Why, yes, homework (or better yet, fieldwork- I don't like the word homework, it sounds too much like school). Anyway, this all started at Art Unraveled, when through a sort of complicated course of events, I won a gift certificate. It was for four free sessions with Reva Solomon, who gave the keynote speech at AU this year- she's a writer and professional life coach based in Los Angeles. She works with all sorts of professional and creative people, has written plays, books, and has worked in television for many years.

I was hesitant about it at first, but we just had our fourth session, and I've gotten sooo much out of them!! I've been exploring how my creativity fits into all aspects of my life and personality, and am starting to work on what "direction" I want to go from here... do I want to teach classes? get published? sell at shows?? I have no firm ideas yet, but I'm okay with that- part of what I've realized is that a creative life isn't only about the results, but it's also about the journey you take to get there. And speaking of creative journeys, I started some journal pages last night that need some paint, I think... it's nice not having to worry about getting up tomorrow morning; I can work on them as late as I want!

4 comments:

Mare said...

Great Post! I had issues with the word artist personally too, and then one day i found myself skittering around the issue. Someone asked me what i do, and i started with the list...painter, knitter, crocheter, doll maker, jewelry maker...and they said OH! You're an artist! And it hit me~ YEP! That's me! I'd say you definitely are an artist! :)

Jackie said...

I used to have "issues" with that word too...and it IS what I do for my jo! What helped me was to move away from any comparison of myself with the famous dead guys/gals in museums (or the living ones in galleries) and to see that anyone who creates, arranges, makes, et.al, anything is an artist. Let me say that again...if you make anything (cook, sew, garden,etc.) you are an artist!
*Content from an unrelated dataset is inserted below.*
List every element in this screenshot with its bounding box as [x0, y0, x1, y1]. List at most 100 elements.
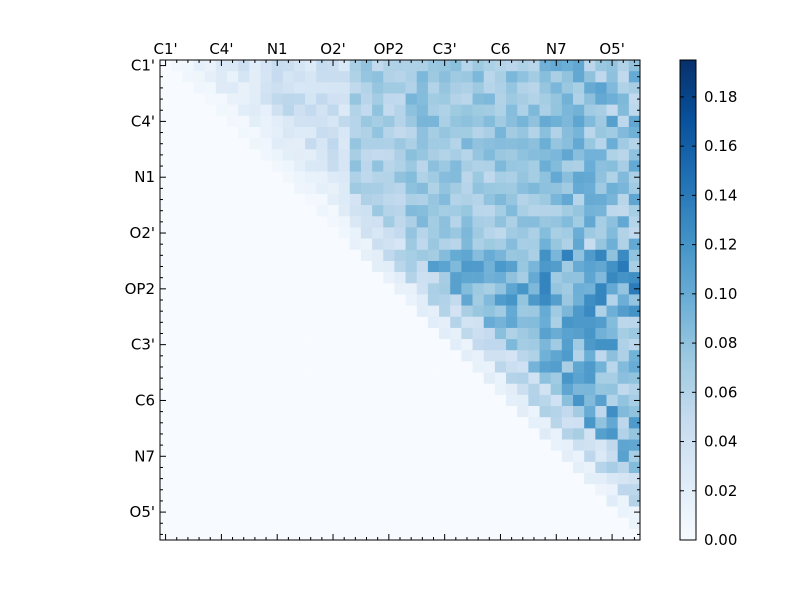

I'd wager a guess that the word "artist" is attached to some sort of expectation you have of yourself if you would decide to assume that label. Get rid of the expectations and the labels and enjoy the creative process. That's what it's really about. The ultimate "creator" is God. When we create, we are the closest we can get to God-energy. It's a pretty cool thought.

crimsoncat05 said...

thanks, you guys! I'm glad to know I'm not the only one who has issues with the word... and I think it is expectations in MY head rather than external, because when I show other people my artwork or projects, they say the word "art" before I do.

I think "Being close to God-energy" is a really good way to describe what happens when I'm "in the zone" creating, and time passes without my even realizing it... I like that comparison a lot!!

ArtPropelled said...

I also felt sheepish calling myself an artist but when people started introducing me as an artist I thought perhaps it was time. I'm still hesitant when filling in forms to put artist under occupation, even though I've been making a living from my art for years.As Jackie says we have to get over thinking only the famous are artists.